Anders Hultin of Kunskapsskolan, a chain of 26 Swedish schools founded by a venture capitalist in 1999 and now running at a profit, says its schools only rarely have to invoke the first-come-first-served rule—the chain has responded to demand by expanding so fast that parents keen to send their children to its schools usually get a place. So the private sector, by increasing the total number of places available, can ease the mad scramble for the best schools in the state sector (bureaucrats, by contrast, dislike paying for extra places in popular schools if there are vacancies in bad ones).

More evidence that choice can raise standards for all comes from Caroline Hoxby, an economist at Harvard University, who has shown that when American public schools must compete for their students with schools that accept vouchers, their performance improves. Swedish researchers say the same. It seems that those who work in state schools are just like everybody else: they do better when confronted by a bit of competition.

I also wonder if giving low-income parents a 100% voucher and then a decreasing voucher percentage moving above a certain income might mitigate possible inequities.


Comments

5 responses to “Free to choose, and learn”

  1. (bureaucrats, by contrast, dislike paying for extra places in popular schools if there are vacancies in bad ones)
    This parenthesis glosses over the real problem with such schemes. It is good for good schools. But it means that the bad schools are starved of funds and go from bad to worse, along with their dwindling number of students. These students end up with a poor education and probably poor behaviour, and end up as an expense to the state and often as troublemakers. The right thing to do with a bad school is to put resources into it to improve it, or if things are too bad, close it down. To allow it to get worse is irresponsible.

  2. I don’t know how it works in the UK but here public schools are run by very localized school boards with considerable autonomy. Home purchases for families with children are very heavily influenced by what school district the house is in. It is usually not a matter of some some really bad and really good schools within a district. It is that neighboring districts vary considerably. People move out of the weaker district depriving it of more tax revenue making funds tighter and causing a downward spiral. It is the poor who can’t afford to move or bus kids elswhere who are stuck with the situation. The underperforming district knows they have a captive audience and guarnteed funding so there is little incentive to really make great improvements.
    Essentially I think the competition appears to do what you suggest (at least if this article is right.) When parents can chose the underperforming districts they have to radically improve or close. (I will also so that very often level of funding is not the primary problem.)

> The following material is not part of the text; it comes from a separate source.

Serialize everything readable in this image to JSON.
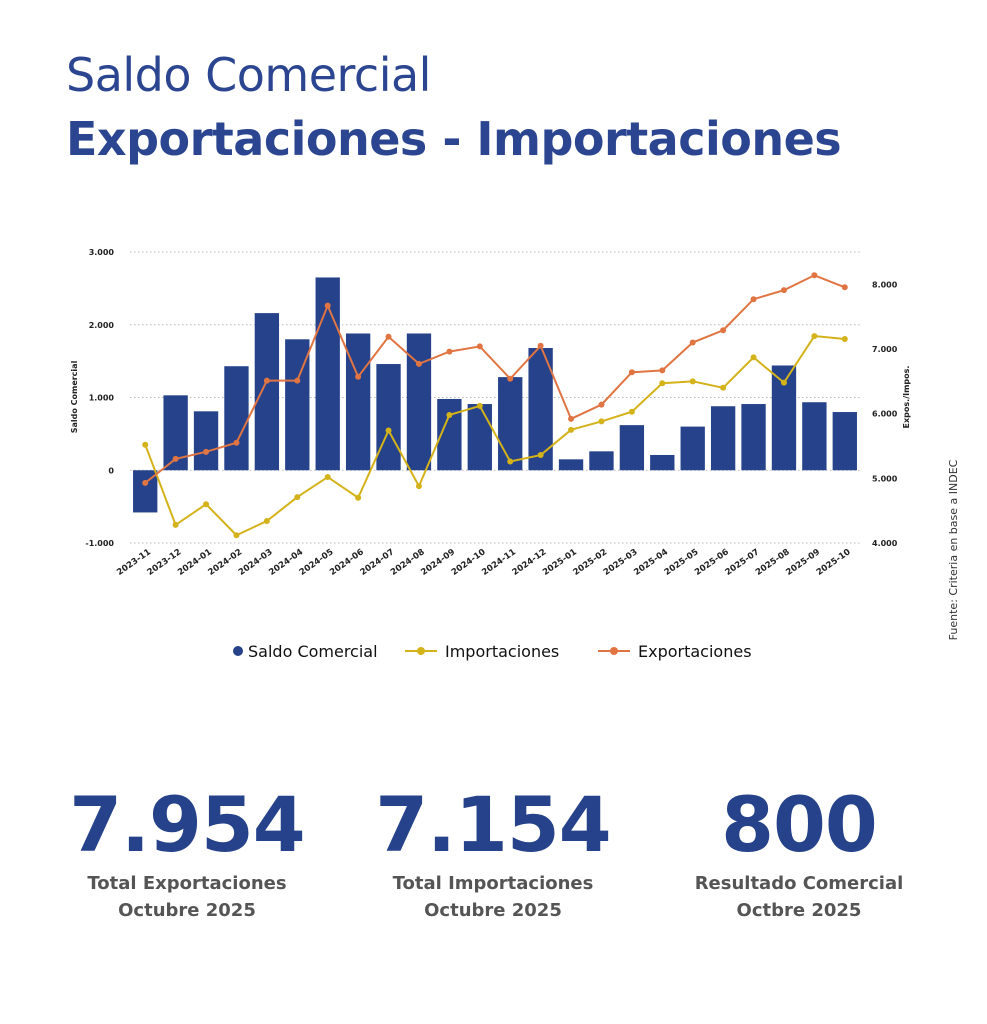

  3. I’m not an expert on our system. It used to be a bit like yours but with the schools also accountable to a local education authority which tries to level standards. There is now more flexibility over districts, but the only guarantee of getting into a good school is to live in its district, or to have siblings who went there. On top of this there is also, in some areas including mine, a selective system in which students take an exam at age 11 to get into the best schools. A voucher system has been proposed, but never implemented, because state support for private schools is a political hot potato.

  4. Dana Ames Avatar
    Dana Ames

    My father had an interesting idea during the years of desegregation: instead of busing the students, bus the teachers, so that all the students would be able to stay in their own neighborhood schools, if they wanted to, and still learn from the good teachers.
    He never articulated a more detailed plan than that, but I thought it had merit. Of course, that idea would probably go over like a lead pancake with the teachers’ unions…
    D.

  5. All I know is that the Kansas City, MO, school district was under court ordered deseg and under the control of a judge for thirty years. Billions and billions of dollars were spent and there is only marginal difference in the level desgregation, although there has been some improvement in overall student preformance. It is a tough nut to crack.